而曹拓的出現在他看來就是一種可用的外力。
曹芳決定了,不但要極力的促成曹拓的就封,還要將他的封地與壽春相連。
司馬氏蜀國邊疆的勢力根深蒂固,可吳國邊疆,一直是曹真,曹爽的地盤。
即使曹真,曹爽已死,那裡現在也是毌丘儉和諸葛誕的勢力,司馬氏的手伸不過去。
司馬氏背棄洛水之誓,壽春有不少曹真,曹爽的部將對司馬氏不爽,曹拓要是能和他們聯合,自己未必不能進行製衡,重掌權柄。
一封奏折使得曹魏朝堂再起風波的始作俑者,此時正悠閑的在洛陽城中閑逛。
曹拓剛剛去拜訪了書院的老師,這個老師出自潁川陳氏,雖說這個老師沒有教導他多長時間,多少東西,但是該有的禮節還是必須的。

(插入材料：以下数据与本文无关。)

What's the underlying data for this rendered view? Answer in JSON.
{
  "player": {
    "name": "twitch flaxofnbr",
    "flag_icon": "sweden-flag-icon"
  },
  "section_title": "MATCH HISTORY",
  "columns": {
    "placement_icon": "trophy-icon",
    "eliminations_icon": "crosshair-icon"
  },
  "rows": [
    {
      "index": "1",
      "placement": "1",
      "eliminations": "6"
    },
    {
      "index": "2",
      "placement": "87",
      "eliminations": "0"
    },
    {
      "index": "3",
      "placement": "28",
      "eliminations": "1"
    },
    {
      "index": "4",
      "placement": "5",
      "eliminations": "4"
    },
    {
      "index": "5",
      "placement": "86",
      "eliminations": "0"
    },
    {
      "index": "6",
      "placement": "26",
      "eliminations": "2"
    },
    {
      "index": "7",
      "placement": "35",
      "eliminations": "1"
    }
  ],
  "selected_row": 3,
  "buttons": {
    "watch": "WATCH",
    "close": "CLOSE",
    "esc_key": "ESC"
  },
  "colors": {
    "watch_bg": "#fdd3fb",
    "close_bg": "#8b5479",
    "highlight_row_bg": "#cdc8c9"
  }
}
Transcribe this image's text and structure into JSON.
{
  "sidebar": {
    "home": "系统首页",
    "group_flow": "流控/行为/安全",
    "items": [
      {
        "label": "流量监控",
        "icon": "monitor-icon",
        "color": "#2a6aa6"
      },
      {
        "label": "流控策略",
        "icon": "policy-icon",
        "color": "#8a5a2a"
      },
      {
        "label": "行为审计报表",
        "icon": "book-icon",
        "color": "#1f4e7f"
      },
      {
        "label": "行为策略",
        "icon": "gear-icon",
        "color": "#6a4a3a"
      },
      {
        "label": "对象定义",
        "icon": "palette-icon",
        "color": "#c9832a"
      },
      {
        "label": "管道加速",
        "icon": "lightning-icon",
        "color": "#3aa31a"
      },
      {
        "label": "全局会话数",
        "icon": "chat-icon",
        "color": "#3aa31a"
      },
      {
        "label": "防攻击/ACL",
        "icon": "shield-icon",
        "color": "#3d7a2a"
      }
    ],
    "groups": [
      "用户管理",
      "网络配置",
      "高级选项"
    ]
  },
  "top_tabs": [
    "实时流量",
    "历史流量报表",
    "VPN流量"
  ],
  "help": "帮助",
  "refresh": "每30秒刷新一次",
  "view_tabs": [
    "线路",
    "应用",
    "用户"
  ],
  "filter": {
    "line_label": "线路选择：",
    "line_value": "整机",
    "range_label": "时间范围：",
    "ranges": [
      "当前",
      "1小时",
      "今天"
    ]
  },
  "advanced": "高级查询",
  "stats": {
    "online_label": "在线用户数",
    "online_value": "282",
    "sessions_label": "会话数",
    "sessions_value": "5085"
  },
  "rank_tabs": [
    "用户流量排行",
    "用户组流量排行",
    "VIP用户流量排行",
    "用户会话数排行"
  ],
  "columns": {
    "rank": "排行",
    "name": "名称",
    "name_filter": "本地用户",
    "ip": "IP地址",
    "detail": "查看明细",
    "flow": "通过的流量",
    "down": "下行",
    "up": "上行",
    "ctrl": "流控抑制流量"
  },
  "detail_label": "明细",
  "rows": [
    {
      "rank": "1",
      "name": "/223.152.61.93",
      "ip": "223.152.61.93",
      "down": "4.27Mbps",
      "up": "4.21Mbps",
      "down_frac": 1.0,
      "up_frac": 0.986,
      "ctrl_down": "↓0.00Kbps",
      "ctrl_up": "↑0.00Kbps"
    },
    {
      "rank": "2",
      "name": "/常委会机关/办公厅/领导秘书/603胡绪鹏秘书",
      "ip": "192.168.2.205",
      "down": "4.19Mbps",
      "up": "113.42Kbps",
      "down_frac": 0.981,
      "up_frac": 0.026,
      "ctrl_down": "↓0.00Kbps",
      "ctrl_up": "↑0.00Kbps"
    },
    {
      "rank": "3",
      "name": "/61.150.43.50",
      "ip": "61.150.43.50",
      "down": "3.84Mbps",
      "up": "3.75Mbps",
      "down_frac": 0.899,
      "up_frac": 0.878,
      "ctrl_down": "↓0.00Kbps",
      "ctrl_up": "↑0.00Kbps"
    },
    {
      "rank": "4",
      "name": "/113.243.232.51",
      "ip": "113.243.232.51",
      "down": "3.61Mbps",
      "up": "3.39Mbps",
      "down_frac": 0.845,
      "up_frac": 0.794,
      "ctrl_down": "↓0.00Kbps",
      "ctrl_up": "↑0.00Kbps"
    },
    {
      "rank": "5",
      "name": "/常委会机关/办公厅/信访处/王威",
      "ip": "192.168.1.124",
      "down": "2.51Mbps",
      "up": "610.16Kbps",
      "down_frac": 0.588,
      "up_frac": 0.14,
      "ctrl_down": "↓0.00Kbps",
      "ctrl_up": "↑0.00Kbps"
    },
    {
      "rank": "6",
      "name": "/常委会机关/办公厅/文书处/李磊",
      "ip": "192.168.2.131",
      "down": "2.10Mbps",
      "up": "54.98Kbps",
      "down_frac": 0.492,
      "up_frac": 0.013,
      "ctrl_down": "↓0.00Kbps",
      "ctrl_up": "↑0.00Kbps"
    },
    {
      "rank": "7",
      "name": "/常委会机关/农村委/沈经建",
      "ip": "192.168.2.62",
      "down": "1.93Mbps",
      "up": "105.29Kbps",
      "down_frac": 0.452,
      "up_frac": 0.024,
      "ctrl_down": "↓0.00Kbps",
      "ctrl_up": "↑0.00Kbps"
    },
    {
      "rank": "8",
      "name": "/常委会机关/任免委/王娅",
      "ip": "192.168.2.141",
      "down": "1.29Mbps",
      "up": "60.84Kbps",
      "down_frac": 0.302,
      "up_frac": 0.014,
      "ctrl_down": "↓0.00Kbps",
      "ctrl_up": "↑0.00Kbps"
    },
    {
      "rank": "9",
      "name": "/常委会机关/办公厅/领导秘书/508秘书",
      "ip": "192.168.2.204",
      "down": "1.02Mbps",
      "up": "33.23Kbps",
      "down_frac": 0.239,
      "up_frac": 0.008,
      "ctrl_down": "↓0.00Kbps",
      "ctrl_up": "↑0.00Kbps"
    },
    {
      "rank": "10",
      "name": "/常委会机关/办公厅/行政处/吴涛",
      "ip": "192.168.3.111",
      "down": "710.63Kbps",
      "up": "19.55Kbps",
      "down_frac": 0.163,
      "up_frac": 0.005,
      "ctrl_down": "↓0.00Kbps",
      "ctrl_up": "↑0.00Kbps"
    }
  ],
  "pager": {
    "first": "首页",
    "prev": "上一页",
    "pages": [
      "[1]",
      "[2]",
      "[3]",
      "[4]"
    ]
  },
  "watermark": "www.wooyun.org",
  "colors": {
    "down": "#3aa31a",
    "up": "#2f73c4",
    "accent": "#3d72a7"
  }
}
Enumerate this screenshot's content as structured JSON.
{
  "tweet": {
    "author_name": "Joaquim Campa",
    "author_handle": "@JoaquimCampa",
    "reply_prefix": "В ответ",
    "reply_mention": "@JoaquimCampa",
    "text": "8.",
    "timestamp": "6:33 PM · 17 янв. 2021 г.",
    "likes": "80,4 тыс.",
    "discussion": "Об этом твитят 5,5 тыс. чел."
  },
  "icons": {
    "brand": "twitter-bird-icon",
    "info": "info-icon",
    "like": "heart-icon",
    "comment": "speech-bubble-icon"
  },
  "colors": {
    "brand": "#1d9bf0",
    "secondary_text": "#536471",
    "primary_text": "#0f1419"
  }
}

封建禮教講究天地君親師,師在親之後,可也是必須要順從尊敬的。
古代有很多的利益集團都是以師生或者同學的名義而聚集在一起的。
此時曹拓正在為洛陽城的繁華而讚歎,雖說是亂世,可人類的韌性永遠值得相信,特別是一國之都城,恢復繁華的速度太快了。
不僅各處都有著餐館,酒樓,街上還有走街串巷賣小吃的,剛剛在一個路口,曹拓還看見一個胡人在表演雜耍。
曹拓的眼神變換,如果一切按照原來的歷史行進,這些很快都會化為烏有,洛陽,中原,乃至於整個北方都會陷入煉獄。
可是我既然來了,這一切就不一樣了,我來,我看,我改變。